Atualizado: 14 de out. de 2022


Graciosamente, dominando as extensas várzeas que se lhe estendem aos pés, num oceano de pó, que o vento por vezes levanta para o céu, espiralando, rodopiando em redemoinho, vamos encontrar o pouso mais certo e mais agasalhador da redondeza.


Fica sobre um cômoro. E não sei por que caprichos do esforçado dono, naqueles ermos, longe do auxílio das vilas afastadas, branqueja a casinha muito alva, disfarçando-lhe a cal os enchimentos de taipa das paredes, e por sobre os caibros rústicos, vermelham telhas cor de ouro, num brilho fosco, ao sol.


Todos quantos palmilham a estrada poenta, tostados do sol do verão, escaldando a areia, ou por rigorosa invernia, encharcados até os ossos, vencendo atoleiros e vadeando riachos, que espumejam bravios, remansando-se nos cipós, encontram asilo seguro e incomparável conforto na latada do Rôla, postada ali, num montículo, como atalaia da boa hospitalidade e da comiseração.

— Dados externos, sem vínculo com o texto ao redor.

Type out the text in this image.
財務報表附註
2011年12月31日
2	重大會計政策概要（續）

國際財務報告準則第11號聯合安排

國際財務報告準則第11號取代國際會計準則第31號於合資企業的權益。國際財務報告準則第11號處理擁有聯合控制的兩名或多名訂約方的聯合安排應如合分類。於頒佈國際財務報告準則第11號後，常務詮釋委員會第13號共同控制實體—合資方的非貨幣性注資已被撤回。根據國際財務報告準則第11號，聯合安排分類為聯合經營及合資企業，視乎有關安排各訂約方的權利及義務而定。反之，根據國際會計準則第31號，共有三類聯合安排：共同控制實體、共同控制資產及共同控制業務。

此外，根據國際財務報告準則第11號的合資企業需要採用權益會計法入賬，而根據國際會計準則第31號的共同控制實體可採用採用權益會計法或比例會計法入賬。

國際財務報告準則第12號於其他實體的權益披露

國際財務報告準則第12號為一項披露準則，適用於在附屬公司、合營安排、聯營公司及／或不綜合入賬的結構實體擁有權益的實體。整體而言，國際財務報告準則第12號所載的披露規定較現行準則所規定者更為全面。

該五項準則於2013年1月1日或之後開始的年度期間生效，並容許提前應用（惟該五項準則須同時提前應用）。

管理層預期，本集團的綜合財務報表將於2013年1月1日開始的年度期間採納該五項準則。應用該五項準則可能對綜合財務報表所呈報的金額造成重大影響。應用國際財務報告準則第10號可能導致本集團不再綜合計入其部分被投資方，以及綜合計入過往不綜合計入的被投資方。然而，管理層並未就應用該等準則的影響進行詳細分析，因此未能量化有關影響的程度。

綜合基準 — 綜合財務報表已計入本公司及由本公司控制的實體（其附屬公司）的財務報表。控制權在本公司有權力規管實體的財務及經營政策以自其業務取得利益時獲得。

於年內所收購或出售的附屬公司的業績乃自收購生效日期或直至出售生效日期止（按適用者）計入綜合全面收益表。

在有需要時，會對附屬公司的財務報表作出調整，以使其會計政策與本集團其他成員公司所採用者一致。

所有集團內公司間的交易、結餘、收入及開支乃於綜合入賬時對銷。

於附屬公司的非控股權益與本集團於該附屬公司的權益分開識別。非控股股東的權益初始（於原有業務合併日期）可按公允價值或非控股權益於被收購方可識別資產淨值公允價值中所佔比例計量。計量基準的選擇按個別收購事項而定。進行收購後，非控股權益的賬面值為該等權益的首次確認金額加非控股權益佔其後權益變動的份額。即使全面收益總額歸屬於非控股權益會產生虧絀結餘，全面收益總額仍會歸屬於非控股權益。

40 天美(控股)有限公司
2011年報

Muito de indústria foi que, do beiral da casa, fez ainda estender aquele telheiro, às abertas, sustentado de quatro forquilhas, crivadas de ganchos de ferro e de madeira. Era o compartimento dos viajantes.

Havia deles que mal pronunciavam o "ô de casa", já iam desdobrando a rede, a enfiar-lhe os punhos nos rústicos armadores.


A mulher respondia de dentro. E quando aparecia à janela:

– Ah, é o "seu" Sirvino? O Rôla não tarda da roça.

Algum comboieiro de profissão ia e vinha, a fazer comércio de uma para outra localidade, tendo certo o ponto de descanso na casa do Rôla, a quem trazia as novidades mais frescas e deixava sempre uma garrafa da "aracatizeira", para os traguinhos habituais.


E como este, muitos outros. O Rôla sabia os dias em que havia de passar o "Chico Perereca", o "Manoé das Instans", o "Vicente Barbadinho", com carregamento de arroz aqueles, este com rapaduras, mais um com aguardente.


Recebia-os a todos, com expressões jocosas, quase sempre com um dito chistoso, em que lhe sabiam fértil a imaginativa.


Na verdade, mais de uma feita entrara o nosso herói em desafios ao pé da viola e gabava-se de ler "pru riba" como um advogado.


Aprendera à própria custa, "puxando pela ideia". O pai nunca o pudera mandar à vila, aos bolos do mestre Polidoro, de quem corria fama o rigor da palmatória.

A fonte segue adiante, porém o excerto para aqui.